You can't restore that which wasn't there.
Home values were false - fraudulently so. They were pumped by charlatans pushing cheap credit and bogus appraisals. The utility value of a home is to give you a place to hang your hat, take a dump and stick your bed where you won't be eaten by mosquitoes while you sleep. This value is, and should be, able to be purchased for an average family for the price of somewhat near or less than one year's family wage, free and clear, without ongoing tax encumbrance. Consider this: What did the settlers of this nation have to pay for their house? On the prairie they were "raised" by the local community in a day or two, then finished by the family over time. Were there 250 man-days that went into raising such a house? Nope. Yet that's the definition of one year's family income, right?

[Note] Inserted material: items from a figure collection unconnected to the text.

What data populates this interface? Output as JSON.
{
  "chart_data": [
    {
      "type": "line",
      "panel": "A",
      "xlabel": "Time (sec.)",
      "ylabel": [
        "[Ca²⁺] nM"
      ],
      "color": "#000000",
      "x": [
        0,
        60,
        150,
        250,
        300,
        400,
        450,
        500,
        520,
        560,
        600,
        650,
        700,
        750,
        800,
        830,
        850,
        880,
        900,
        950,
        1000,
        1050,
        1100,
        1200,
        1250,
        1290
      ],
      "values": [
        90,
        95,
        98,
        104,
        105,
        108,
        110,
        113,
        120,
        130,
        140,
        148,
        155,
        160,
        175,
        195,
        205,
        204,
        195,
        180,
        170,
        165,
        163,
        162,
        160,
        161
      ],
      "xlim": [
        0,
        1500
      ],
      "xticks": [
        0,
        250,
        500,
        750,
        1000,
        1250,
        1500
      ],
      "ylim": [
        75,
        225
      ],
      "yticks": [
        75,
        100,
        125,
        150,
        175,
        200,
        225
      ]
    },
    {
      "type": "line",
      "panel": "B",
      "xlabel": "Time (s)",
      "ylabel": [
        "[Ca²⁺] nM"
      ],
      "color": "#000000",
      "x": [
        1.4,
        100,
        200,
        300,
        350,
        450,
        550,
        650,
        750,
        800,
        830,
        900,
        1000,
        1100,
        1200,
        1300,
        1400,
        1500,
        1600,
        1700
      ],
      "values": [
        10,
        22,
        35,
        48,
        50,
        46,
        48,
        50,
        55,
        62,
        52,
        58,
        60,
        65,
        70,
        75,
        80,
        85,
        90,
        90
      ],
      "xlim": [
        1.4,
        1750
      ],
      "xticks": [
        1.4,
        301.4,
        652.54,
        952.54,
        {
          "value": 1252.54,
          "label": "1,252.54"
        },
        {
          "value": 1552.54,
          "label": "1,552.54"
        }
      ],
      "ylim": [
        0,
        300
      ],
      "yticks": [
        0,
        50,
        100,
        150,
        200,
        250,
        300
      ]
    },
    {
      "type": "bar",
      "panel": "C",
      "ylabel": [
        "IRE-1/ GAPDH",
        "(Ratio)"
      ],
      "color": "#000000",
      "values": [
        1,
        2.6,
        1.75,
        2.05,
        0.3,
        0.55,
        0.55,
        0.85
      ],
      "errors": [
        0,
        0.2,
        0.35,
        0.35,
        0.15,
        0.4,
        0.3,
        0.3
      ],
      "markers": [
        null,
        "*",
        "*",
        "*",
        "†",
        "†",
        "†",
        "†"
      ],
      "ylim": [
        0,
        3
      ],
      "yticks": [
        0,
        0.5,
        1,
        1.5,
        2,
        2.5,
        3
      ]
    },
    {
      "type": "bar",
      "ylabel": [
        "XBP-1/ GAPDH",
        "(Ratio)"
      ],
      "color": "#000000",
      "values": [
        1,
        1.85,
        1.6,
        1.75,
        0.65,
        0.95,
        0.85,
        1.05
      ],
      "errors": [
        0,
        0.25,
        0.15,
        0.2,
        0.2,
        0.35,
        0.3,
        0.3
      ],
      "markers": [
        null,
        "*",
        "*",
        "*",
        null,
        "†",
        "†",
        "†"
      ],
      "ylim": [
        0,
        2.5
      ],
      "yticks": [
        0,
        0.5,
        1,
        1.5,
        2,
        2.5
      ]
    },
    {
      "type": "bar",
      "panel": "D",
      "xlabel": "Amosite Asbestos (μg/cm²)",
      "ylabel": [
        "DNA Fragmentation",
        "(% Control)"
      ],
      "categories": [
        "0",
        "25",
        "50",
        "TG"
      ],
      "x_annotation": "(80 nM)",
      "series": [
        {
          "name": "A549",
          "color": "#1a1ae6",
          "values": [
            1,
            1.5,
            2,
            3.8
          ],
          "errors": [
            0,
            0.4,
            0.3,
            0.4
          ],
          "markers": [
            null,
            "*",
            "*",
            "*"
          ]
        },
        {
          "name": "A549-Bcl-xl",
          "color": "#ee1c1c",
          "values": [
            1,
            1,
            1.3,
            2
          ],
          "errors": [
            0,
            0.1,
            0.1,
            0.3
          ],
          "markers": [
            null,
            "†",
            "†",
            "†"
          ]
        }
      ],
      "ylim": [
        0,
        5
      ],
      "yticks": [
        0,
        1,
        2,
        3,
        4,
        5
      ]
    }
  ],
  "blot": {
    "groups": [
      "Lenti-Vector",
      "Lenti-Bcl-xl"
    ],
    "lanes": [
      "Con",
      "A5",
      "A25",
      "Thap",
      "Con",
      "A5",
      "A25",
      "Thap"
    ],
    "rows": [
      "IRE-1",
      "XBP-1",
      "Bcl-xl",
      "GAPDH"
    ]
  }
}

Over time we have thought of homes as financial assets, but they're not. They're shelter. They perform an essential function and as such allowing the nation's banks and other financial wonks, like Galbraith, to get their teeth into them has been incredibly lucrative - for the wonks. For the rest of the nation it has spelled ruin every time it has occurred - 1873 (and before), 1929, and now in 2007. In each case "real property" became the object of monstrous speculative froth unrelated to the utility value of the asset, and in each case economic malaise inevitably followed.
We need to break them up, shrink the financial sector overall, expose and prosecute frauds, and create incentives for profitable lending in energy conservation, infrastructure and other sectors.
That indeed is necessary. But doing so will inevitably cause the speculative froth to come out in all of these asset classes. Homes will contract to no more than 3x incomes on average, and likely lower. If we contract homes to utility value they'll shrink in price to between 1x and 2x incomes, and property taxes will disappear.
This, of course, is anathema to federal, state and local governments, not to mention the very institutions that were responsible for the speculative froth and fraud. It is therefore perhaps a bit disingenuous to call for that which you know must happen while at the same time stating that we must restore bubble values to certain asset classes, for both cannot happen at the same time.
Either way, until we have effective financial reform, public budget deficits are the only way toward economic growth.
Deficit spending is not economic growth. If I lose my job and use my credit card to sustain my lifestyle, I have not experienced "economic growth." Quite to the contrary, should I represent to anyone - including myself - that my economic situation is stable or improving through such a display of abject stupidity all I have done is perpetrate a fraud upon those who I communicate such a claim to.
The sort of vacuous nonsense that Galbraith displays is why we're in this mess. For the good of our nation this sort of stupidity must be banished in favor of embracing the truth: we have not lived in a nation of economic progress based on innovation and production for three decades, and we cannot return to a stable economic condition until the speculative froth - and the debt it engendered - is removed from our financial and economic system.